In presidential elections, do voters cast their ballots for the candidates whose platform and positions best match their own? Or is the race for president of the United States come down largely to who runs the most effective campaign? It’s a question those who study elections have been considering for years with no clear resolution. In The Timeline of Presidential Elections, Robert S. Erikson and Christopher Wlezien reveal for the first time how both factors come into play.
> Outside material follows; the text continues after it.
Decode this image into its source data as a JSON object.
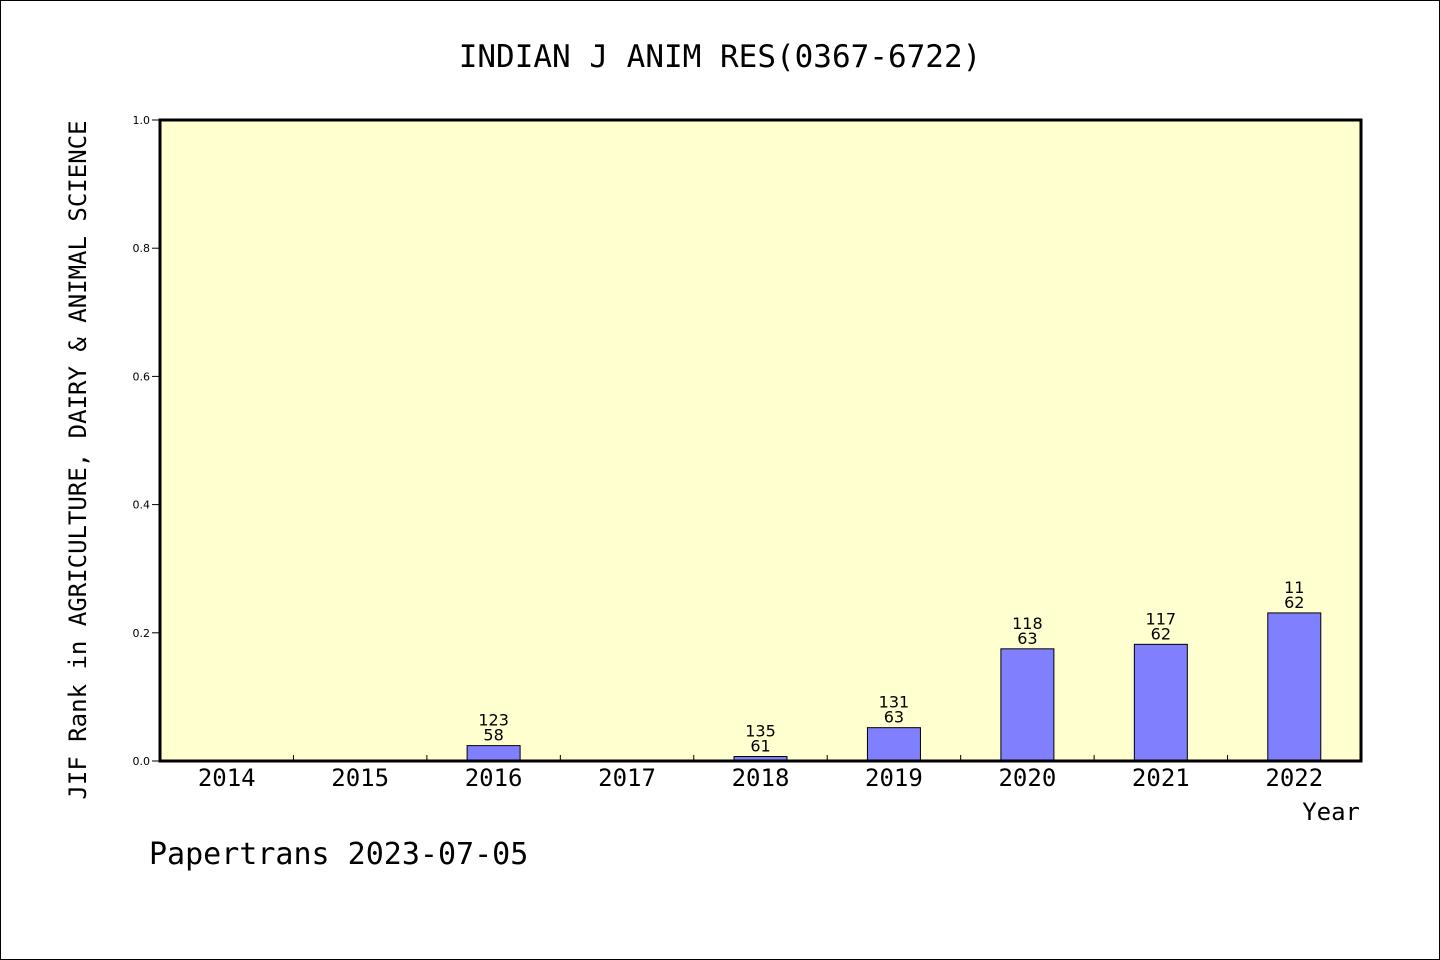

Erikson and Wlezien have amassed data from close to two thousand national polls covering every presidential election from 1952 to 2008, allowing them to see how outcomes take shape over the course of an election year. Polls from the beginning of the year, they show, have virtually no predictive power. By mid-April, when the candidates have been identified and matched in pollsters’ trial heats, preferences have come into focus—and predicted the winner in eleven of the fifteen elections. But a similar process of forming favorites takes place in the last six months, during which voters’ intentions change only gradually, with particular events—including presidential debates—rarely resulting in dramatic change.
Ultimately, Erikson and Wlezien show that it is through campaigns that voters are made aware of—or not made aware of—fundamental factors like candidates’ policy positions that determine which ticket will get their votes. In other words, fundamentals matter, but only because of campaigns. Timely and compelling, this book will force us to rethink our assumptions about presidential elections.